А-а, будь проще и люди к тебе потянутся. Надо выглядеть приветливым и счастливым на работе. Психология бизнесменов. Дейл Карнеги и прочая забугорная чушь.
Па-а-нятно.
Стоп!
Это что еще…
– Александр Владимирович, – осторожно спросила я, заметив в руках его бумаги, – что это вы с собой взяли? Уж не?..
Это оказалось как раз «уж не». У Александра, видите ли, Владимировича работы так много, что даже на прогулку он документы с собой берет. Которые дальше кабинета выносить не рекомендуется.
– Не рекомендуется выносить, – сказала я.

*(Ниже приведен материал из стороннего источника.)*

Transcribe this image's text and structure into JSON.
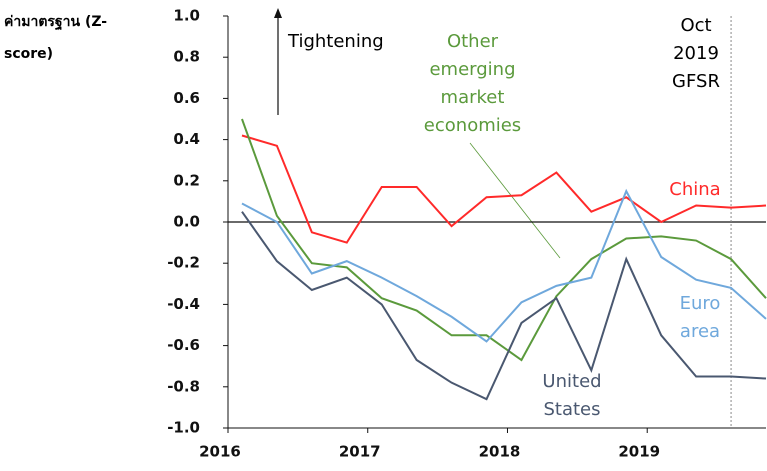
{
  "chart_data": {
    "type": "line",
    "y_axis_label": "ค่ามาตรฐาน (Z-score)",
    "annotations": [
      "Tightening",
      "Oct 2019 GFSR"
    ],
    "x": [
      2016.1,
      2016.35,
      2016.6,
      2016.85,
      2017.1,
      2017.35,
      2017.6,
      2017.85,
      2018.1,
      2018.35,
      2018.6,
      2018.85,
      2019.1,
      2019.35,
      2019.6,
      2019.85
    ],
    "xlim": [
      2016,
      2019.85
    ],
    "xticks": [
      2016,
      2017,
      2018,
      2019
    ],
    "ylim": [
      -1.0,
      1.0
    ],
    "yticks": [
      {
        "value": 1.0,
        "label": "1.0"
      },
      0.8,
      0.6,
      0.4,
      0.2,
      {
        "value": 0.0,
        "label": "0.0"
      },
      -0.2,
      -0.4,
      -0.6,
      -0.8,
      {
        "value": -1.0,
        "label": "-1.0"
      }
    ],
    "vline": 2019.6,
    "series": [
      {
        "name": "China",
        "color": "#ff2a2a",
        "values": [
          0.42,
          0.37,
          -0.05,
          -0.1,
          0.17,
          0.17,
          -0.02,
          0.12,
          0.13,
          0.24,
          0.05,
          0.12,
          0.0,
          0.08,
          0.07,
          0.08
        ]
      },
      {
        "name": "Other emerging market economies",
        "color": "#5b9a3c",
        "values": [
          0.5,
          0.03,
          -0.2,
          -0.22,
          -0.37,
          -0.43,
          -0.55,
          -0.55,
          -0.67,
          -0.36,
          -0.18,
          -0.08,
          -0.07,
          -0.09,
          -0.18,
          -0.37
        ]
      },
      {
        "name": "Euro area",
        "color": "#6fa8dc",
        "values": [
          0.09,
          0.0,
          -0.25,
          -0.19,
          -0.27,
          -0.36,
          -0.46,
          -0.58,
          -0.39,
          -0.31,
          -0.27,
          0.15,
          -0.17,
          -0.28,
          -0.32,
          -0.47
        ]
      },
      {
        "name": "United States",
        "color": "#4a5870",
        "values": [
          0.05,
          -0.19,
          -0.33,
          -0.27,
          -0.4,
          -0.67,
          -0.78,
          -0.86,
          -0.49,
          -0.37,
          -0.72,
          -0.18,
          -0.55,
          -0.75,
          -0.75,
          -0.76
        ]
      }
    ]
  }
}
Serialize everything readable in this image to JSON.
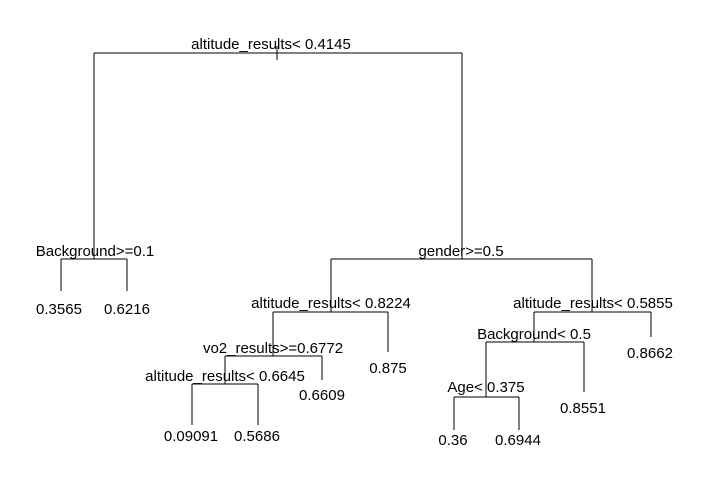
{
  "tree": {
    "line_color": "#000000",
    "background": "#ffffff",
    "nodes": [
      {
        "id": "n1",
        "label": "altitude_results< 0.4145",
        "type": "split"
      },
      {
        "id": "n2",
        "label": "Background>=0.1",
        "type": "split"
      },
      {
        "id": "n3",
        "label": "gender>=0.5",
        "type": "split"
      },
      {
        "id": "n4",
        "label": "altitude_results< 0.8224",
        "type": "split"
      },
      {
        "id": "n5",
        "label": "altitude_results< 0.5855",
        "type": "split"
      },
      {
        "id": "n6",
        "label": "vo2_results>=0.6772",
        "type": "split"
      },
      {
        "id": "n7",
        "label": "altitude_results< 0.6645",
        "type": "split"
      },
      {
        "id": "n8",
        "label": "Background< 0.5",
        "type": "split"
      },
      {
        "id": "n9",
        "label": "Age< 0.375",
        "type": "split"
      },
      {
        "id": "l1",
        "label": "0.3565",
        "type": "leaf"
      },
      {
        "id": "l2",
        "label": "0.6216",
        "type": "leaf"
      },
      {
        "id": "l3",
        "label": "0.875",
        "type": "leaf"
      },
      {
        "id": "l4",
        "label": "0.6609",
        "type": "leaf"
      },
      {
        "id": "l5",
        "label": "0.09091",
        "type": "leaf"
      },
      {
        "id": "l6",
        "label": "0.5686",
        "type": "leaf"
      },
      {
        "id": "l7",
        "label": "0.8662",
        "type": "leaf"
      },
      {
        "id": "l8",
        "label": "0.8551",
        "type": "leaf"
      },
      {
        "id": "l9",
        "label": "0.36",
        "type": "leaf"
      },
      {
        "id": "l10",
        "label": "0.6944",
        "type": "leaf"
      }
    ],
    "edges": [
      {
        "parent": "n1",
        "left": "n2",
        "right": "n3"
      },
      {
        "parent": "n2",
        "left": "l1",
        "right": "l2"
      },
      {
        "parent": "n3",
        "left": "n4",
        "right": "n5"
      },
      {
        "parent": "n4",
        "left": "n6",
        "right": "l3"
      },
      {
        "parent": "n6",
        "left": "n7",
        "right": "l4"
      },
      {
        "parent": "n7",
        "left": "l5",
        "right": "l6"
      },
      {
        "parent": "n5",
        "left": "n8",
        "right": "l7"
      },
      {
        "parent": "n8",
        "left": "n9",
        "right": "l8"
      },
      {
        "parent": "n9",
        "left": "l9",
        "right": "l10"
      }
    ]
  }
}
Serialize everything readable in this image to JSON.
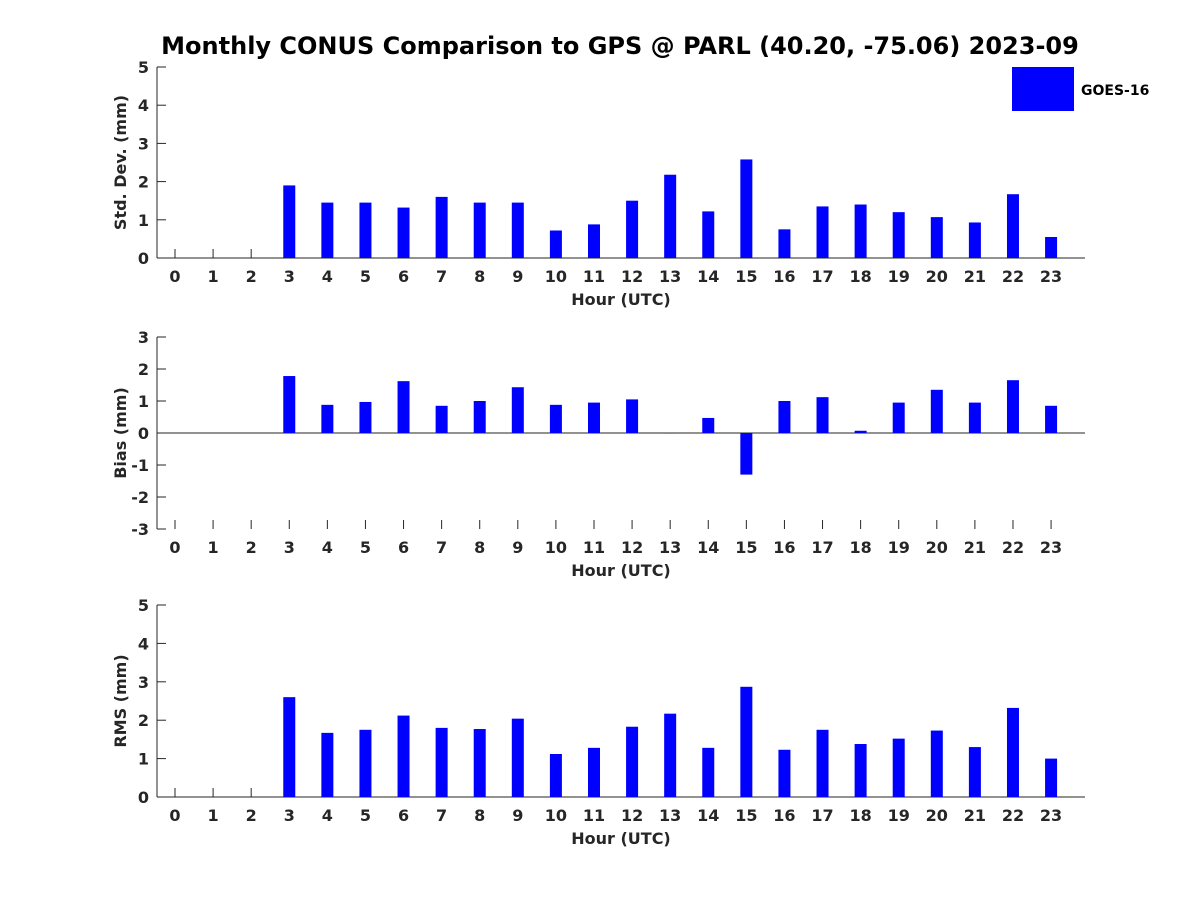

– Ну вы же со мной, Женя, – резонно возразил на это Григорьев, – чего мне бояться-то? Я вон в скверике посижу где-нибудь. Или в кафе. А вы посмотрите.
Вообще-то логично. Я совсем как будто веру в себя потеряла. Чегой-то у меня как будто комплекс неполноценности развивается.
– Хорошо, что Задовский ничего не заметил, – только сказала я, – он бы вам…
Задовский мне уже представлялся эталоном служебного занудства.
После небольшой интермедии с уборной, гримом и выходом через черный ход мы с Александром Владимировичем оказались на улице: он – впереди, я, соответственно, – сзади.
Грим до неузнаваемости изменил мое лицо, сделал его моложе лет на десять, ну а рыжий парик так это… – просто отпад.
Не перекрасить ли мне, на самом деле, волосы в рыжий цвет? Мне пошло бы, я думаю. Такая девица получается… Легкого поведения. Воздушного такого…
* * *
Вся наша прогулка на этот раз заключалась в том, что Александр Владимирович быстро добежал до ближайшего уличного кафе, спрятался там от солнца под навес и сразу принялся за свои бумаги.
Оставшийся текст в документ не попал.